C’était une chevalière d’or. Dans une large opale centrale, aux lueurs de rubis avait été gravé, d’abord, le blason de Bourbon : les trois fleurs de lys d’or sur champ d’azur. Mais, par une sorte de déférence triste, — pour qu’enfin le républicain pût porter, sans trouble, ce gage seulement affectueux, — le donateur en avait fait effacer, autant que possible, les armoiries royales.
Maintenant, l’image d’une Bellone tendant, sur l’arc fatidique, la flèche, aussi, de son droit divin, voilait de son symbole menaçant, l’écusson primordial.
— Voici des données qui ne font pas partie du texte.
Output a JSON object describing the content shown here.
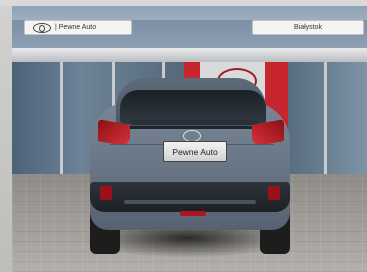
{
  "overlay": {
    "dealer_label": "| Pewne Auto",
    "city_label": "Białystok"
  },
  "car": {
    "plate_text": "Pewne Auto"
  }
}
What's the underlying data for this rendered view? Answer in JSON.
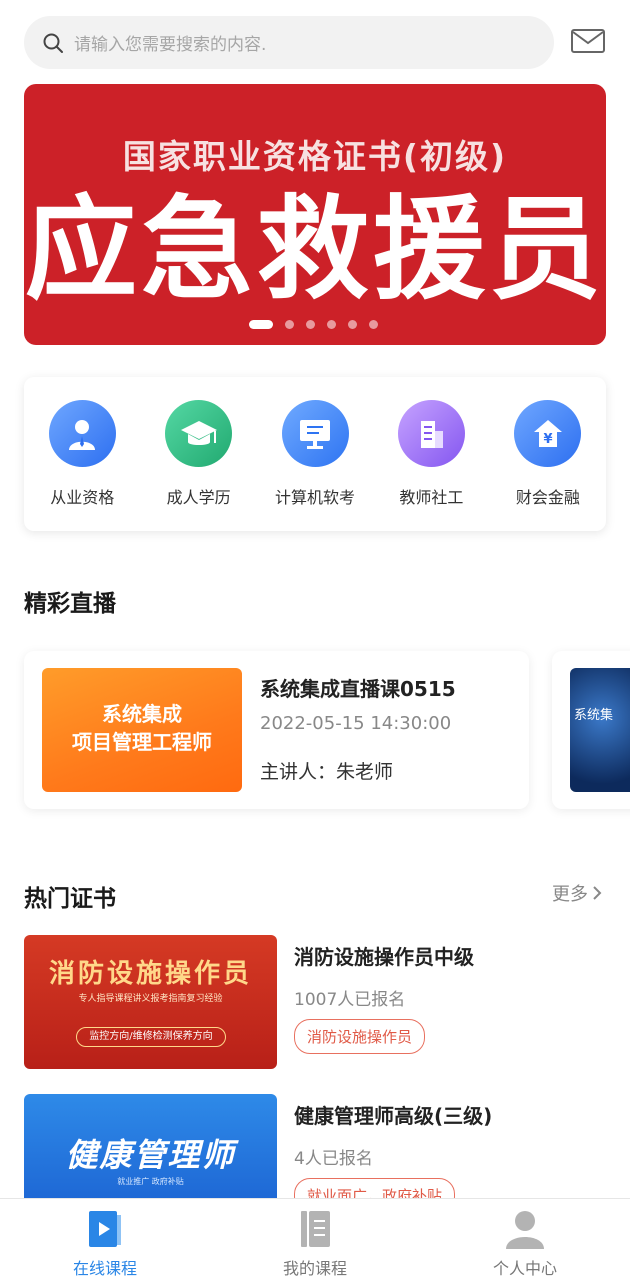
{
  "search": {
    "placeholder": "请输入您需要搜索的内容."
  },
  "header_icons": [
    "search-icon",
    "mail-icon"
  ],
  "banner": {
    "subtitle": "国家职业资格证书(初级)",
    "title": "应急救援员",
    "slide_count": 6,
    "active_slide": 1,
    "background_color": "#cc2128"
  },
  "categories": [
    {
      "label": "从业资格",
      "icon": "person-icon"
    },
    {
      "label": "成人学历",
      "icon": "graduation-cap-icon"
    },
    {
      "label": "计算机软考",
      "icon": "monitor-icon"
    },
    {
      "label": "教师社工",
      "icon": "building-icon"
    },
    {
      "label": "财会金融",
      "icon": "yuan-icon"
    }
  ],
  "live": {
    "section_title": "精彩直播",
    "items": [
      {
        "thumb_text_line1": "系统集成",
        "thumb_text_line2": "项目管理工程师",
        "title": "系统集成直播课0515",
        "time": "2022-05-15 14:30:00",
        "host": "主讲人：朱老师"
      },
      {
        "thumb_text": "系统集"
      }
    ]
  },
  "hot": {
    "section_title": "热门证书",
    "more_label": "更多",
    "items": [
      {
        "image_title": "消防设施操作员",
        "image_sub": "专人指导课程讲义报考指南复习经验",
        "image_pill": "监控方向/维修检测保养方向",
        "name": "消防设施操作员中级",
        "count": "1007人已报名",
        "tag": "消防设施操作员"
      },
      {
        "image_title": "健康管理师",
        "image_sub": "就业推广  政府补贴",
        "name": "健康管理师高级(三级)",
        "count": "4人已报名",
        "tag": "就业面广，政府补贴"
      }
    ]
  },
  "nav": [
    {
      "label": "在线课程",
      "icon": "play-book-icon",
      "active": true
    },
    {
      "label": "我的课程",
      "icon": "notebook-icon",
      "active": false
    },
    {
      "label": "个人中心",
      "icon": "user-icon",
      "active": false
    }
  ],
  "colors": {
    "accent": "#2a86e6",
    "tag": "#e05a47",
    "banner": "#cc2128"
  }
}
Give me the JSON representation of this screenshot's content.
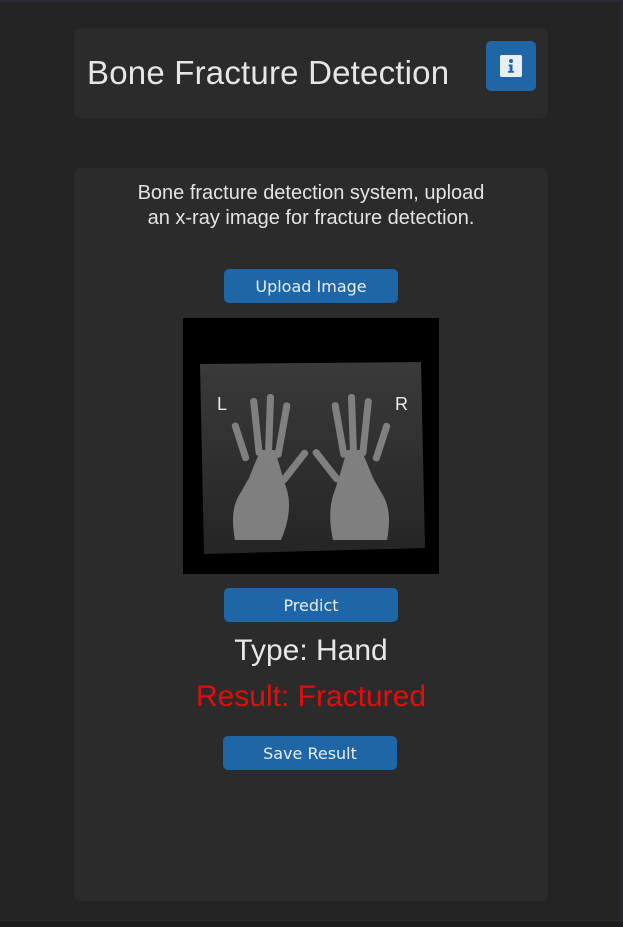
{
  "header": {
    "title": "Bone Fracture Detection",
    "info_icon": "info-icon"
  },
  "main": {
    "description": "Bone fracture detection system, upload an x-ray image for fracture detection.",
    "upload_label": "Upload Image",
    "predict_label": "Predict",
    "type_text": "Type: Hand",
    "result_text": "Result: Fractured",
    "save_label": "Save Result",
    "xray_marker_left": "L",
    "xray_marker_right": "R"
  },
  "colors": {
    "background": "#242424",
    "card": "#2b2b2b",
    "accent": "#1f66a6",
    "result": "#e20d0d"
  }
}
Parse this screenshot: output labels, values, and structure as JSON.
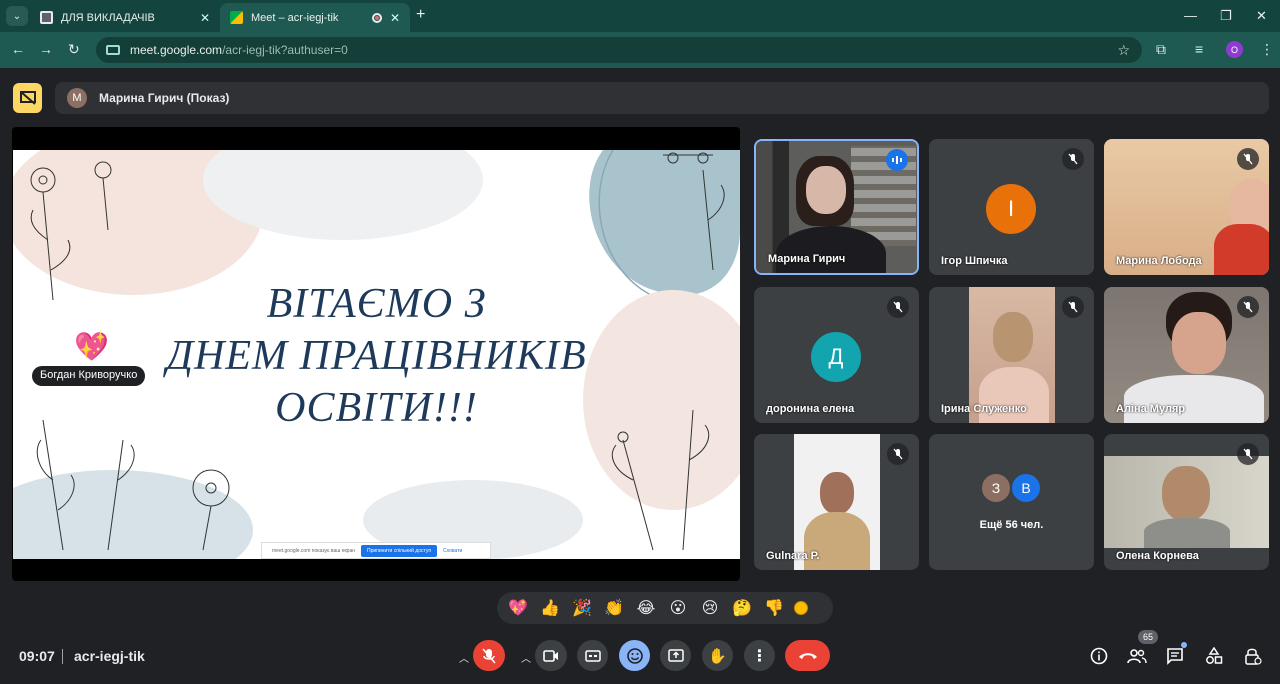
{
  "browser": {
    "tabs": [
      {
        "title": "ДЛЯ ВИКЛАДАЧІВ"
      },
      {
        "title": "Meet – acr-iegj-tik"
      }
    ],
    "url_host": "meet.google.com",
    "url_path": "/acr-iegj-tik?authuser=0",
    "profile_initial": "O"
  },
  "meet": {
    "presenter_initial": "M",
    "presenter_banner": "Марина Гирич (Показ)",
    "slide": {
      "line1": "ВІТАЄМО З",
      "line2": "ДНЕМ ПРАЦІВНИКІВ",
      "line3": "ОСВІТИ!!!"
    },
    "share_notice": {
      "text": "meet.google.com показує ваш екран",
      "stop_label": "Припинити спільний доступ",
      "hide_label": "Сховати"
    },
    "reaction_sender": "Богдан Криворучко",
    "participants": [
      {
        "name": "Марина Гирич"
      },
      {
        "name": "Ігор Шпичка",
        "initial": "І",
        "color": "#e8710a"
      },
      {
        "name": "Марина Лобода"
      },
      {
        "name": "доронина елена",
        "initial": "Д",
        "color": "#12a4af"
      },
      {
        "name": "Ірина Служенко"
      },
      {
        "name": "Аліна Муляр"
      },
      {
        "name": "Gulnara P."
      },
      {
        "more_initials": [
          "З",
          "В"
        ],
        "more_label": "Ещё 56 чел."
      },
      {
        "name": "Олена Корнева"
      }
    ],
    "reactions": [
      "💖",
      "👍",
      "🎉",
      "👏",
      "😂",
      "😮",
      "😢",
      "🤔",
      "👎"
    ],
    "time": "09:07",
    "meeting_code": "acr-iegj-tik",
    "people_count": "65"
  }
}
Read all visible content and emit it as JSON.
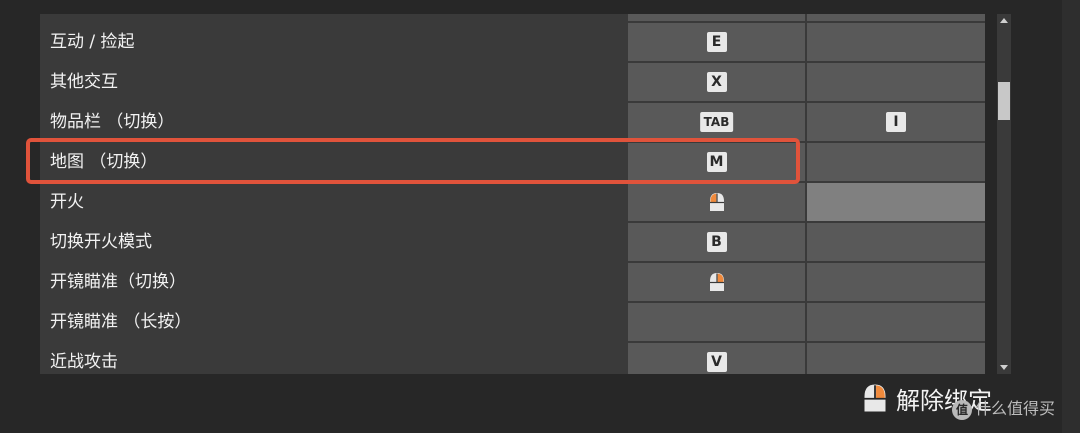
{
  "rows": [
    {
      "action": "互动 / 捡起",
      "primary": "E",
      "secondary": ""
    },
    {
      "action": "其他交互",
      "primary": "X",
      "secondary": ""
    },
    {
      "action": "物品栏 （切换）",
      "primary": "TAB",
      "secondary": "I"
    },
    {
      "action": "地图 （切换）",
      "primary": "M",
      "secondary": ""
    },
    {
      "action": "开火",
      "primary": "mouse-left-click-icon",
      "secondary": ""
    },
    {
      "action": "切换开火模式",
      "primary": "B",
      "secondary": ""
    },
    {
      "action": "开镜瞄准（切换）",
      "primary": "mouse-right-click-icon",
      "secondary": ""
    },
    {
      "action": "开镜瞄准 （长按）",
      "primary": "",
      "secondary": ""
    },
    {
      "action": "近战攻击",
      "primary": "V",
      "secondary": ""
    }
  ],
  "highlighted_row": "地图 （切换）",
  "footer": {
    "unbind_label": "解除绑定",
    "unbind_icon": "mouse-right-click-icon"
  },
  "watermark": {
    "badge": "值",
    "text": "什么值得买"
  },
  "colors": {
    "background": "#272727",
    "panel": "#3a3a3a",
    "cell": "#595959",
    "cell_selected": "#808080",
    "highlight_border": "#e0533b",
    "mouse_accent": "#f08a3c"
  }
}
Or, d’après les biographes, c’était une sorte d’inspiré, d’illuminé, quelquefois, ce prétendant téméraire ! — A l’en croire, Dieu l’avait favorisé de visions révélatrices et sa nature était douée d’une puissante acuité de pressentiments. Souvent, la mysticité solennelle de ses discours communiquait à sa voix des accents de prophète. — Ce fut donc avec une intonation des plus étranges, et les yeux sur les yeux de son ami, qu’il ajouta, dans cette soirée d’adieu et en lui conférant l’anneau, ces singulières paroles :
— Monsieur Favre, en cette opale, vous le voyez, est sculptée, comme une statue sur une pierre funéraire, cette figure de la Bellone des vieux âges. Elle traduit ce qu’elle recouvre. — Au nom du roi Louis XVI et de toute une race de rois dont vous avez défendu l’héritage désespéré, portez cet anneau ! Et que leurs mânes outragés pénètrent, de leur esprit, cette pierre ! Que son talisman vous conduise et qu’il soit un jour, pour vous, en quelque heure sacrée, le témoin de leur présence !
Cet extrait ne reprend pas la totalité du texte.